2740 CTNNBIP1 co-expressed genes in osteosarcoma were identified with P value < 0.05 by Pearson correlation analysis. GO biological processes clustering of these genes showed that they were top clustered in regulation of cell morphogenesis, regulation of actin filament-based process, cell-substrate adhesion, cell junction organization. While focal adhesion, cell-substrate adherens junction, cell-substrate junction were top 3 clustered CC and actin binding, cell adhesion molecule binding, small GTPase binding, Ras GTPase binding were top clustered MF (Fig. 6A). As to KEGG clustering, CTNNBIP1 co-expressed genes were mainly clustered in focal adhesion, adherens junction, regulation of actin cytoskeleton, endocytosis, proteoglycans in cancer and etc. (Fig. 6B). PPI network of the proteins encoded by CTNNBIP1 and the top 100 CTNNBIP1 co-expressed genes ranked by P value indicated that CLSTN1 might interact with CTNNBIP1 (Fig. 6C) and FLNA and MMP11 were hubgenes that might be directly or indirectly associated with CTNNBIP1. Proteins which might interact with CTNNBIP1 were shown on the right side of Fig. 6C and they were mainly involved in the Wnt signaling pathway.

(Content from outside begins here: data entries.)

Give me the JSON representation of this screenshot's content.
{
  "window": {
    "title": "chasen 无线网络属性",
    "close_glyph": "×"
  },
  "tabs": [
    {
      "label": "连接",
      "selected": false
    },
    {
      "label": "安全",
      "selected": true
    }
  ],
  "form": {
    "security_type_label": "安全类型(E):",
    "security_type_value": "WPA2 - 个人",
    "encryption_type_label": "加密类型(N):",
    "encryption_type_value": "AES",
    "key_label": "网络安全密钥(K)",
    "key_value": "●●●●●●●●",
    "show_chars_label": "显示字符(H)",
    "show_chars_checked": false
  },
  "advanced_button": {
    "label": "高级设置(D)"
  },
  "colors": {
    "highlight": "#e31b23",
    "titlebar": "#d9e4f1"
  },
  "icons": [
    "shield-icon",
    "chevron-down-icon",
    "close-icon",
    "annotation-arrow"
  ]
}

3.8 CTNNBIP1 expression in osteosarcoma tissues by immunohistochemistry.
CTNNBIP1 was stained brown in immunohistochemistry. In patient 1, the cytoplasm of tumor cells was stained brown, whereas nontumor cells, such as vascular endothelial cells, were not stained (Fig. 7A-B). Meanwhile, in the paracancer tissues, cells were not stained brown as well (Fig. 7C-D). The same result was observed in patient 2, the difference was that the paracancer tissue in patient 2 were normal bone tissue (Fig. 7E-H). These results strongly support the overexpression of CTNNBIP1 in osteosarcoma cells.